This study investigates the role of symmetry—specifically equivariance—in learning interatomic potentials and its impact on scaling laws for large-scale models. Methodologically, we systematically compare equivariant versus non-equivariant neural network force fields, analyzing power-law relationships among dataset size, model parameter count, and computational cost. Our results show that: (1) explicit incorporation of rotational and translational equivariance significantly improves scaling efficiency, yielding faster decay of test error with increasing compute; (2) higher-order tensor representations further enhance scaling exponents, particularly in the large-model regime; and (3) equivariant architectures reduce intrinsic task difficulty, empirically refuting the hypothesis that models can spontaneously learn symmetries from data. Collectively, these findings demonstrate that computationally optimal training requires coordinated scaling of data and model size, and that architectural symmetry priors—not just scale—are decisive determinants of model scaling behavior.

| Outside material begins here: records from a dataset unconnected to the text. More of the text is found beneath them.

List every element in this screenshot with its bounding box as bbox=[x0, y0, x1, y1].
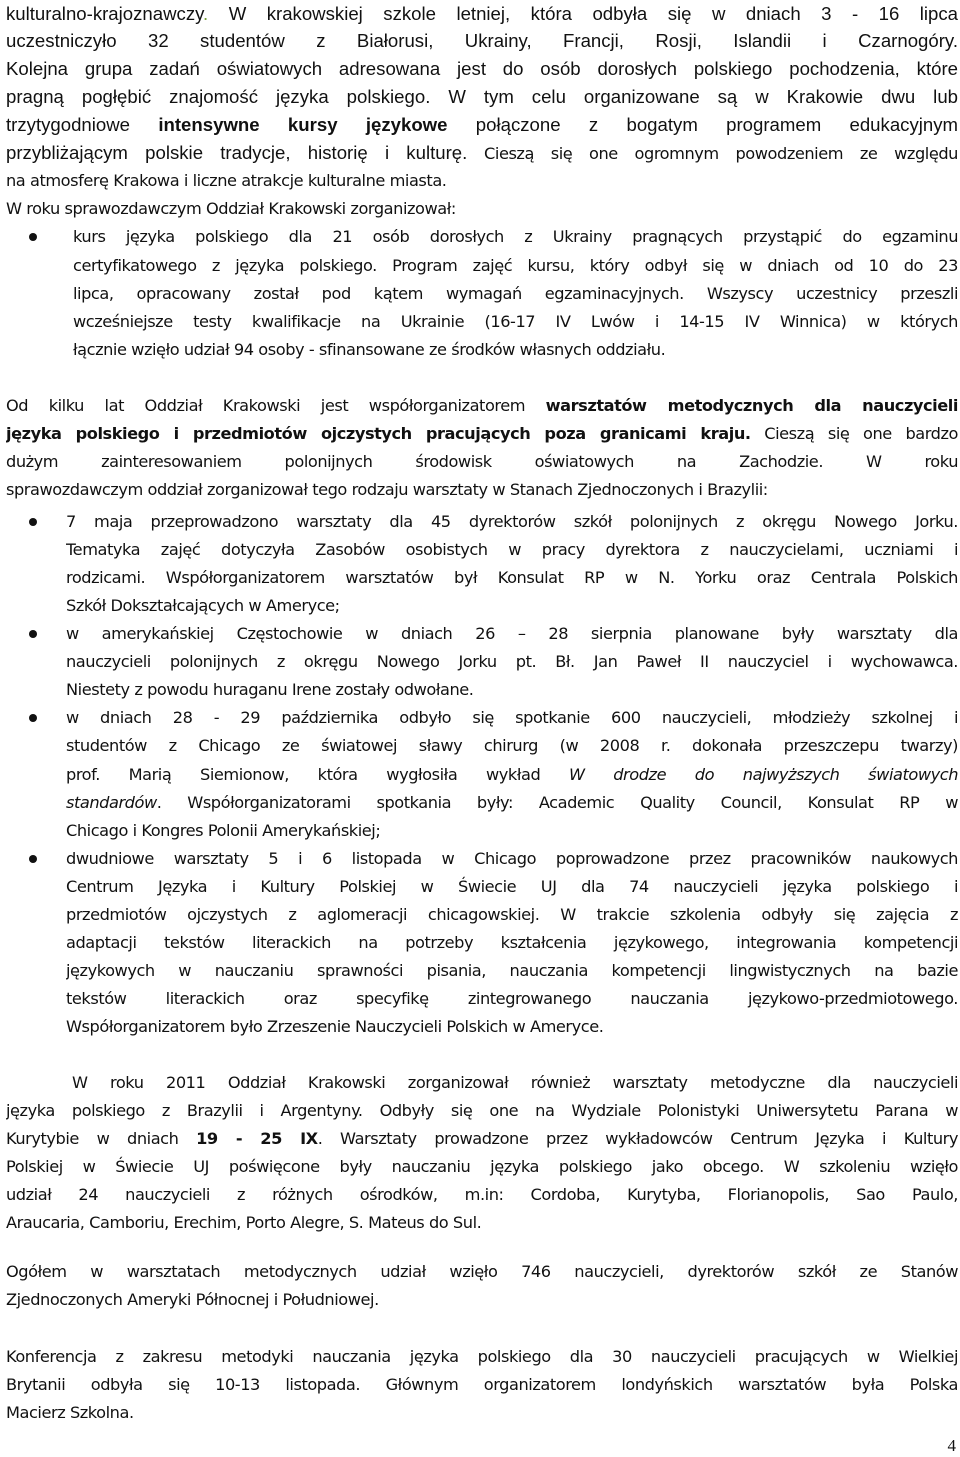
list-item-line: tekstów literackich oraz specyfikę zintegrowanego nauczania językowo-przedmiotowego. bbox=[66, 989, 958, 1008]
text-fragment: . bbox=[203, 3, 209, 24]
text-fragment: przybliżającym polskie tradycje, historię i kulturę. bbox=[6, 142, 468, 163]
bold-phrase: intensywne kursy językowe bbox=[158, 114, 448, 135]
text-line: Macierz Szkolna. bbox=[6, 1403, 134, 1422]
list-item-line: dwudniowe warsztaty 5 i 6 listopada w Chicago poprowadzone przez pracowników naukowych bbox=[66, 849, 958, 868]
list-item-line: Centrum Języka i Kultury Polskiej w Świecie UJ dla 74 nauczycieli języka polskiego i bbox=[66, 877, 958, 896]
bullet-icon bbox=[29, 714, 37, 722]
bullet-icon bbox=[29, 855, 37, 863]
text-line: dużym zainteresowaniem polonijnych środowisk oświatowych na Zachodzie. W roku bbox=[6, 452, 958, 471]
text-line: uczestniczyło 32 studentów z Białorusi, Ukrainy, Francji, Rosji, Islandii i Czarnogóry. bbox=[6, 30, 958, 51]
text-fragment: połączone z bogatym programem edukacyjnym bbox=[447, 114, 958, 135]
text-line: Kolejna grupa zadań oświatowych adresowana jest do osób dorosłych polskiego pochodzenia, które bbox=[6, 58, 958, 79]
text-line: udział 24 nauczycieli z różnych ośrodków, m.in: Cordoba, Kurytyba, Florianopolis, Sao Paulo, bbox=[6, 1185, 958, 1204]
list-item-line: przedmiotów ojczystych z aglomeracji chicagowskiej. W trakcie szkolenia odbyły się zajęcia z bbox=[66, 905, 958, 924]
bold-phrase: warsztatów metodycznych dla nauczycieli bbox=[545, 396, 958, 415]
bullet-icon bbox=[29, 233, 37, 241]
list-item-line: w dniach 28 - 29 października odbyło się spotkanie 600 nauczycieli, młodzieży szkolnej i bbox=[66, 708, 958, 727]
text-line: W roku 2011 Oddział Krakowski zorganizował również warsztaty metodyczne dla nauczycieli bbox=[72, 1073, 958, 1092]
bold-phrase: języka polskiego i przedmiotów ojczystych pracujących poza granicami kraju. bbox=[6, 424, 751, 443]
list-item-line: lipca, opracowany został pod kątem wymagań egzaminacyjnych. Wszyscy uczestnicy przeszli bbox=[73, 284, 958, 303]
text-line bbox=[6, 139, 958, 167]
text-fragment: trzytygodniowe bbox=[6, 114, 159, 135]
list-item-line: w amerykańskiej Częstochowie w dniach 26 – 28 sierpnia planowane były warsztaty dla bbox=[66, 624, 958, 643]
text-line: Ogółem w warsztatach metodycznych udział wzięło 746 nauczycieli, dyrektorów szkół ze Stanów bbox=[6, 1262, 958, 1281]
list-item-line: studentów z Chicago ze światowej sławy chirurg (w 2008 r. dokonała przeszczepu twarzy) bbox=[66, 736, 958, 755]
text-fragment: Cieszą się one ogromnym powodzeniem ze względu bbox=[467, 144, 958, 163]
list-item-line: łącznie wzięło udział 94 osoby - sfinansowane ze środków własnych oddziału. bbox=[73, 340, 666, 359]
text-fragment: W krakowskiej szkole letniej, która odbyła się w dniach 3 - 16 lipca bbox=[208, 3, 958, 24]
page-number: 4 bbox=[947, 1436, 956, 1455]
text-line bbox=[6, 420, 958, 448]
text-line bbox=[6, 111, 958, 139]
list-item-line: rodzicami. Współorganizatorem warsztatów był Konsulat RP w N. Yorku oraz Centrala Polskich bbox=[66, 568, 958, 587]
list-item-line bbox=[66, 789, 958, 817]
text-fragment: kulturalno-krajoznawczy bbox=[6, 3, 204, 24]
text-line bbox=[6, 0, 958, 28]
list-item-line bbox=[66, 761, 958, 789]
list-item-line: Tematyka zajęć dotyczyła Zasobów osobistych w pracy dyrektora z nauczycielami, uczniami i bbox=[66, 540, 958, 559]
text-line: W roku sprawozdawczym Oddział Krakowski zorganizował: bbox=[6, 199, 456, 218]
lecture-title: W drodze do najwyższych światowych bbox=[568, 765, 958, 784]
text-line: pragną pogłębić znajomość języka polskiego. W tym celu organizowane są w Krakowie dwu lub bbox=[6, 86, 958, 107]
list-item-line: 7 maja przeprowadzono warsztaty dla 45 dyrektorów szkół polonijnych z okręgu Nowego Jorku. bbox=[66, 512, 958, 531]
list-item-line: Chicago i Kongres Polonii Amerykańskiej; bbox=[66, 821, 381, 840]
text-fragment: Kurytybie w dniach bbox=[6, 1129, 197, 1148]
list-item-line: wcześniejsze testy kwalifikacje na Ukrainie (16-17 IV Lwów i 14-15 IV Winnica) w których bbox=[73, 312, 958, 331]
bullet-icon bbox=[29, 630, 37, 638]
text-line: na atmosferę Krakowa i liczne atrakcje kulturalne miasta. bbox=[6, 171, 447, 190]
list-item-line: kurs języka polskiego dla 21 osób dorosłych z Ukrainy pragnących przystąpić do egzaminu bbox=[73, 227, 958, 246]
text-line: Konferencja z zakresu metodyki nauczania języka polskiego dla 30 nauczycieli pracujących w Wielkiej bbox=[6, 1347, 958, 1366]
lecture-title: standardów bbox=[66, 793, 157, 812]
list-item-line: Niestety z powodu huraganu Irene zostały odwołane. bbox=[66, 680, 474, 699]
text-fragment: prof. Marią Siemionow, która wygłosiła wykład bbox=[66, 765, 569, 784]
text-line bbox=[6, 1125, 958, 1153]
list-item-line: Szkół Dokształcających w Ameryce; bbox=[66, 596, 340, 615]
text-line bbox=[6, 392, 958, 420]
text-line: Zjednoczonych Ameryki Północnej i Południowej. bbox=[6, 1290, 379, 1309]
text-line: języka polskiego z Brazylii i Argentyny. Odbyły się one na Wydziale Polonistyki Uniwersytetu Parana w bbox=[6, 1101, 958, 1120]
list-item-line: adaptacji tekstów literackich na potrzeby kształcenia językowego, integrowania kompetencji bbox=[66, 933, 958, 952]
bullet-icon bbox=[29, 518, 37, 526]
text-line: sprawozdawczym oddział zorganizował tego rodzaju warsztaty w Stanach Zjednoczonych i Brazylii: bbox=[6, 480, 768, 499]
text-fragment: Cieszą się one bardzo bbox=[750, 424, 958, 443]
text-line: Brytanii odbyła się 10-13 listopada. Głównym organizatorem londyńskich warsztatów była Polska bbox=[6, 1375, 958, 1394]
list-item-line: Współorganizatorem było Zrzeszenie Nauczycieli Polskich w Ameryce. bbox=[66, 1017, 604, 1036]
text-fragment: . Warsztaty prowadzone przez wykładowców Centrum Języka i Kultury bbox=[317, 1129, 958, 1148]
text-line: Araucaria, Camboriu, Erechim, Porto Alegre, S. Mateus do Sul. bbox=[6, 1213, 482, 1232]
date-range: 19 - 25 IX bbox=[196, 1129, 318, 1148]
text-fragment: Od kilku lat Oddział Krakowski jest współorganizatorem bbox=[6, 396, 546, 415]
list-item-line: językowych w nauczaniu sprawności pisania, nauczania kompetencji lingwistycznych na bazie bbox=[66, 961, 958, 980]
list-item-line: nauczycieli polonijnych z okręgu Nowego Jorku pt. Bł. Jan Paweł II nauczyciel i wychowawca. bbox=[66, 652, 958, 671]
text-line: Polskiej w Świecie UJ poświęcone były nauczaniu języka polskiego jako obcego. W szkoleniu wzięło bbox=[6, 1157, 958, 1176]
text-fragment: . Współorganizatorami spotkania były: Academic Quality Council, Konsulat RP w bbox=[156, 793, 958, 812]
list-item-line: certyfikatowego z języka polskiego. Program zajęć kursu, który odbył się w dniach od 10 do 23 bbox=[73, 256, 958, 275]
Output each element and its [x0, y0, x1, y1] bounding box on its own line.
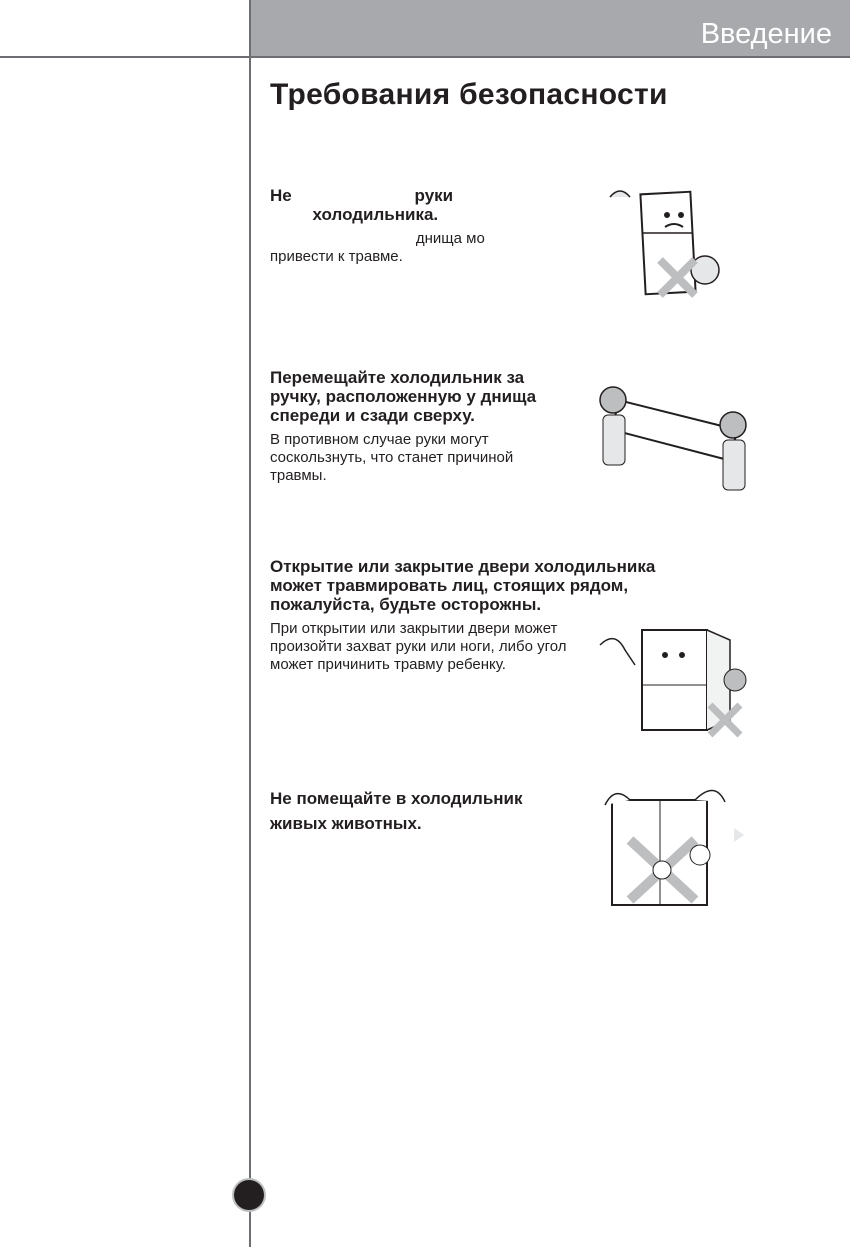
item-heading: Перемещайте холодильник за ручку, расположенную у днища спереди и сзади сверху.: [270, 368, 537, 425]
page-number-marker: [234, 1180, 264, 1210]
fridge-fall-illustration: [605, 185, 730, 305]
divider: [249, 0, 251, 1247]
door-opening-illustration: [590, 625, 750, 740]
safety-item: [270, 786, 570, 836]
item-body: В противном случае руки могут соскользнуть, что станет причиной травмы.: [270, 431, 514, 484]
page-title: Требования безопасности: [270, 78, 668, 111]
item-heading: Не помещайте в холодильник живых животных.: [270, 789, 523, 833]
safety-item: [270, 368, 575, 485]
moving-fridge-illustration: [588, 380, 763, 498]
item-body: привести к травме.: [270, 248, 403, 265]
section-header: [251, 0, 850, 56]
item-heading: Открытие или закрытие двери холодильника может травмировать лиц, стоящих рядом, пожалуйста, будьте осторожны.: [270, 557, 656, 614]
item-heading: Не руки: [270, 186, 454, 205]
safety-item: [270, 186, 570, 266]
no-animals-illustration: [600, 780, 750, 910]
item-heading: холодильника.: [270, 205, 439, 224]
section-title: Введение: [700, 18, 832, 50]
item-body: При открытии или закрытии двери может произойти захват руки или ноги, либо угол может причинить травму ребенку.: [270, 620, 567, 673]
divider: [0, 56, 850, 58]
item-body: днища мо: [270, 230, 485, 247]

We present an empirical study in the geometric task of learning interatomic potentials, which shows equivariance matters even more at larger scales; we show a clear power-law scaling behaviour with respect to data, parameters and compute with ``architecture-dependent exponents''. In particular, we observe that equivariant architectures, which leverage task symmetry, scale better than non-equivariant models. Moreover, among equivariant architectures, higher-order representations translate to better scaling exponents. Our analysis also suggests that for compute-optimal training, the data and model sizes should scale in tandem regardless of the architecture. At a high level, these results suggest that, contrary to common belief, we should not leave it to the model to discover fundamental inductive biases such as symmetry, especially as we scale, because they change the inherent difficulty of the task and its scaling laws.